Friends and family regularly ask me how I am doing. Some days, I am able to say pretty well. But other days, I am broken and sad and not sure what to do with myself. So, I cry, I pray, and I think about a lovely memory with Kirk. I try to remember that he is not in pain, that he wouldn’t have liked living as any less than the man that he was. It is comforting to know that he is in Heaven waiting to see us again. That is my comfort in this journey that continues to ebb and flow.
I am still a work in progress and probably will be for a long time to come. It helps me to write about my feelings and to share them. And, crying also helps. It also helps to talk about Kirk, to see his picture, to laugh at a memory or a story that he told us, to laugh at jokes he told, and to tell Ian what a wonderful man his dad was.

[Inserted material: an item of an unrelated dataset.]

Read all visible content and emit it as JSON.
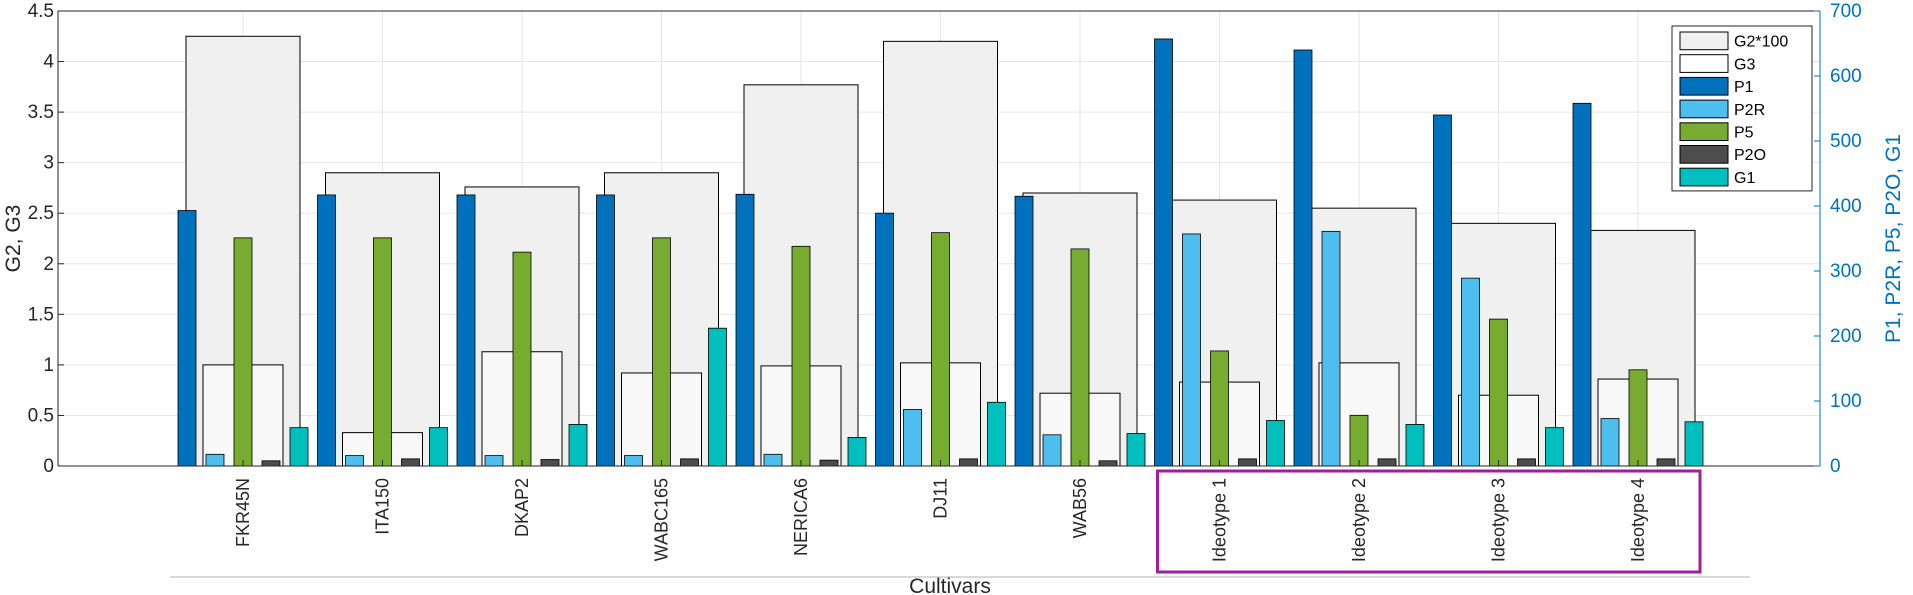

Ian is growing into someone who Kirk would be very proud of. He has so much of his dad in him. That is a blessing and something I treasure. Still I wish his dad was actually here to see it. I continue to be reminded of all of the things that he is missing and that is a challenge.
If you too are grieving, may you find support, may you have healing, and may you find your way. May you know that some days will hurt like hell. May you know that some days will be full of regret and guilt but that some will have hope and joy.
May we live in honor or those who are no longer with us. May we make the most of the time we have with our loved ones. May we be thankful for another day. May we have healing on our path of grief. And may God continue to bless us.